2
2
Детство Герцена-Искандера приходится на те ранние годы XIX века, о которых Лев Толстой сказал: «Времена, когда не было еще ни железных, ни шоссейных дорог, ни газового, ни стеаринового света, ни пружинных низких диванов, ни мебели без лаку, ни разочарованных юношей со стеклышками, ни либеральных философов-женщин, ни милых дам-камелий[2], которых так много развелось в наше время, — те наивные времена, когда из Москвы, выезжая в Петербург в повозке или в карете, брали с собой целую кухню домашнего приготовления, ехали восемь суток по мягкой, пыльной или грязной дороге и верили в пожарские котлеты, в валдайские колокольчики: и бублики, — когда в длинные осенние вечера нагорали сальные свечи, освещая семейные кружки из двадцати и тридцати человек, на балах в канделябры вставлялись восковые и спермацетовые свечи[3], когда мебель ставили симметрично, когда наши отцы были молоды не одним отсутствием морщин и седых волос, а стрелялись за женщин и с другого угла комнаты бросались поднимать нечаянно и не нечаянно уроненные платочки, наши матери носили коротенькие талии и огромные рукава и решали семейные дела выниманием билетиков; когда прелестные дамы-камелии прятались от дневного света — наивные времена масонских лож, мартинистов, тугендбунда, во времена Милорадовичей, Давыдовых, Пушкиных…»[4]

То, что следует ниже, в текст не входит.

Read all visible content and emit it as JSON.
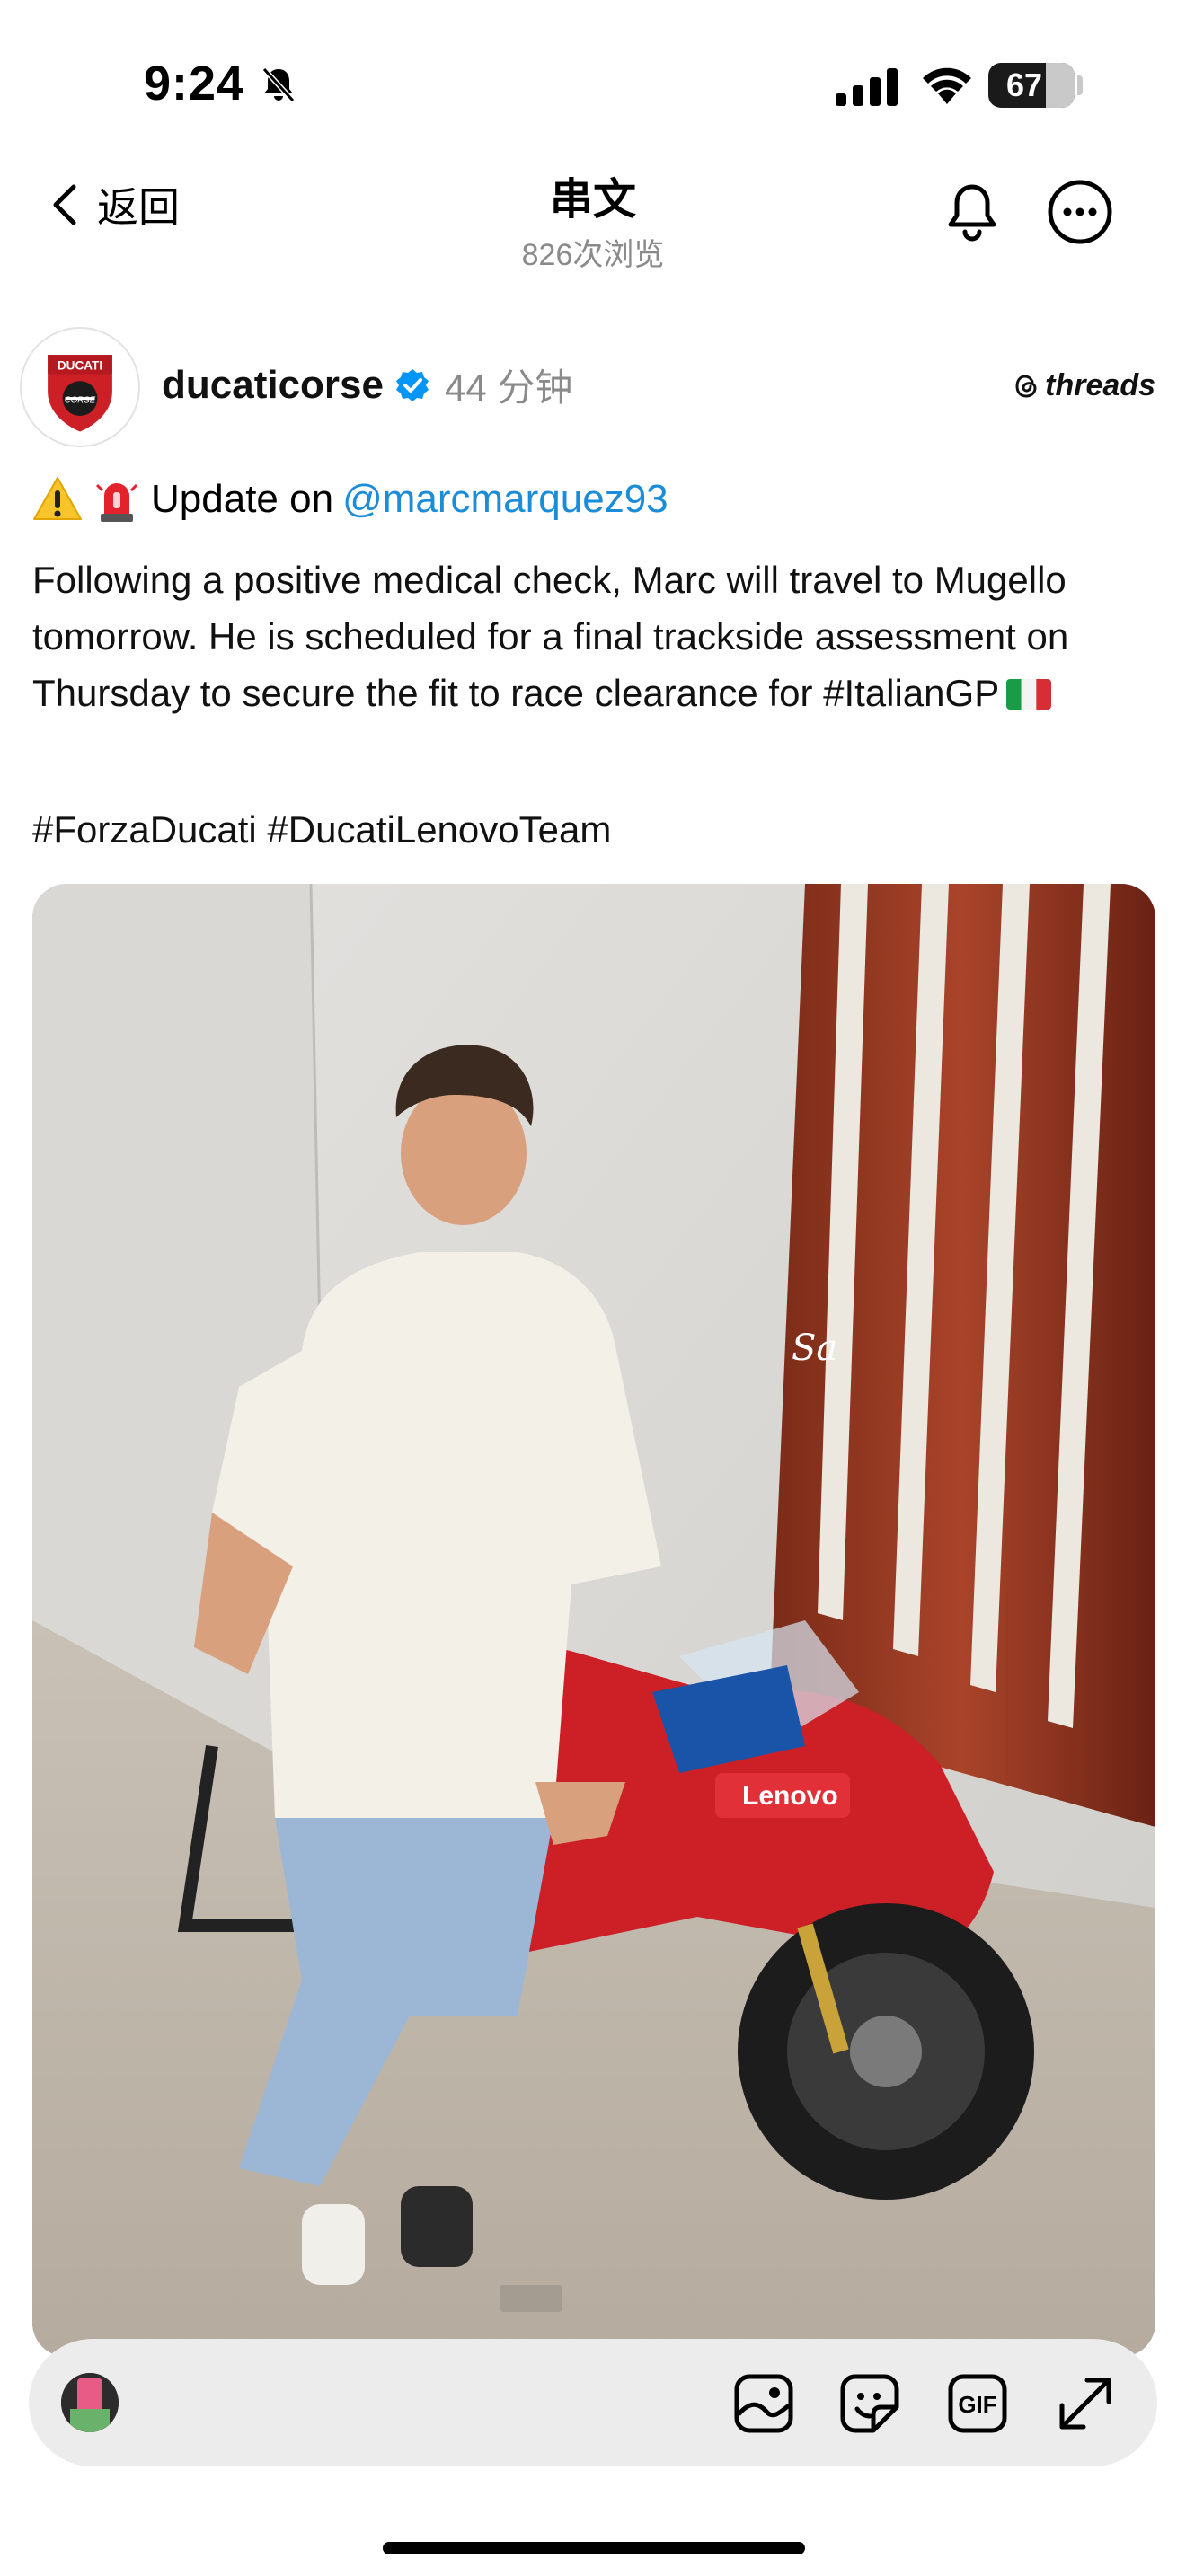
{
  "status_bar": {
    "time": "9:24",
    "battery": "67",
    "battery_level": 0.67
  },
  "nav": {
    "back_label": "返回",
    "title": "串文",
    "subtitle": "826次浏览"
  },
  "post": {
    "username": "ducaticorse",
    "time_ago": "44 分钟",
    "brand": "threads",
    "update_prefix": "Update on",
    "mention": "@marcmarquez93",
    "body": "Following a positive medical check, Marc will travel to Mugello tomorrow. He is scheduled for a final trackside assessment on Thursday to secure the fit to race clearance for #ItalianGP",
    "hashtags": "#ForzaDucati #DucatiLenovoTeam",
    "image_watermark": "Sa"
  },
  "composer": {
    "icons": [
      "gallery-icon",
      "sticker-icon",
      "gif-icon",
      "expand-icon"
    ],
    "gif_label": "GIF"
  },
  "colors": {
    "mention": "#1a8cd8",
    "verified": "#0095f6",
    "ducati_red": "#cc1f26"
  }
}
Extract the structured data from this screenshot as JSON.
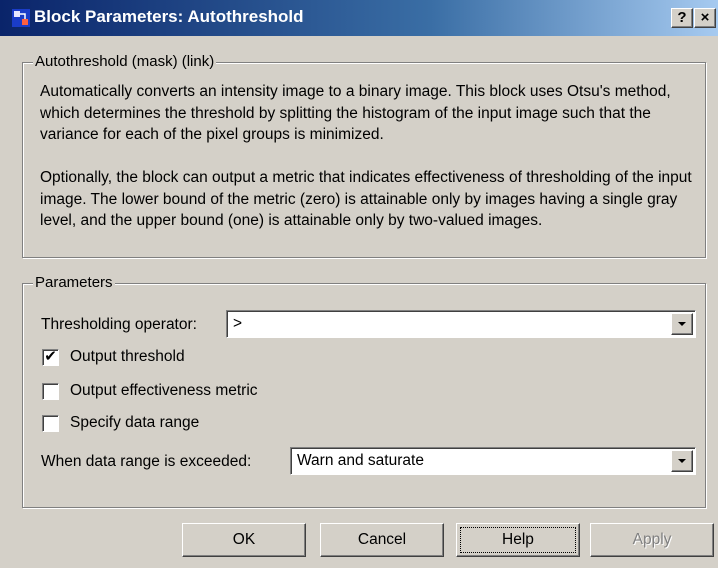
{
  "window": {
    "title": "Block Parameters: Autothreshold",
    "help_glyph": "?",
    "close_glyph": "×"
  },
  "description_group": {
    "legend": "Autothreshold (mask) (link)",
    "paragraph1": "Automatically converts an intensity image to a binary image.  This block uses Otsu's method, which determines the threshold by splitting the histogram of the input image such that the variance for each of the pixel groups is minimized.",
    "paragraph2": "Optionally, the block can output a metric that indicates effectiveness of thresholding of the input image.  The lower bound of the metric (zero) is attainable only by images having a single gray level, and the upper bound (one) is attainable only by two-valued images."
  },
  "parameters_group": {
    "legend": "Parameters",
    "thresholding_operator": {
      "label": "Thresholding operator:",
      "value": ">"
    },
    "output_threshold": {
      "label": "Output threshold",
      "checked": true,
      "mark": "✔"
    },
    "output_effectiveness": {
      "label": "Output effectiveness metric",
      "checked": false,
      "mark": ""
    },
    "specify_data_range": {
      "label": "Specify data range",
      "checked": false,
      "mark": ""
    },
    "data_range_exceeded": {
      "label": "When data range is exceeded:",
      "value": "Warn and saturate"
    }
  },
  "buttons": {
    "ok": "OK",
    "cancel": "Cancel",
    "help": "Help",
    "apply": "Apply"
  }
}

Звали мальчика в родительском доме Шушкой. Рос он одиноко, баловнем, малейшее противоречие выводило его из себя. Игрушек у него бывала пропасть, большей частью дорогих. Имелась у него, например, французская заводная кухня, где целая толпа поваров и поварят пекла, рубила секачами котлеты, украшала блюда зеленью. Чтобы узнать, как это устроено, Шушка разломал заднюю стенку кухни, вытащил заводные пружины, и все повара замерли навсегда. Успокоился на том и Шушка.
Сумрачный глава дома, Иван Алексеевич, рано заметил в сыне черты большой одаренности. По-своему он очень любил Шушку и каждый вечер приходил в детскую провожать мальчика ко сну, попыхивая короткой своей трубкой. Он считал необходимым покурить в спальне сына, чтобы прогнать из комнаты вредных насекомых. А чтобы мальчик не простужался, раскрывшись ночью, нянюшка пришивала на живую нитку его простыню к матрасу, и уж поверх этой приметанной простыни сам отец укрывал его байковым одеялом. Обкурив кроватку, перекрестив сына и убедившись, что в стальной все в порядке, отец уходил к себе.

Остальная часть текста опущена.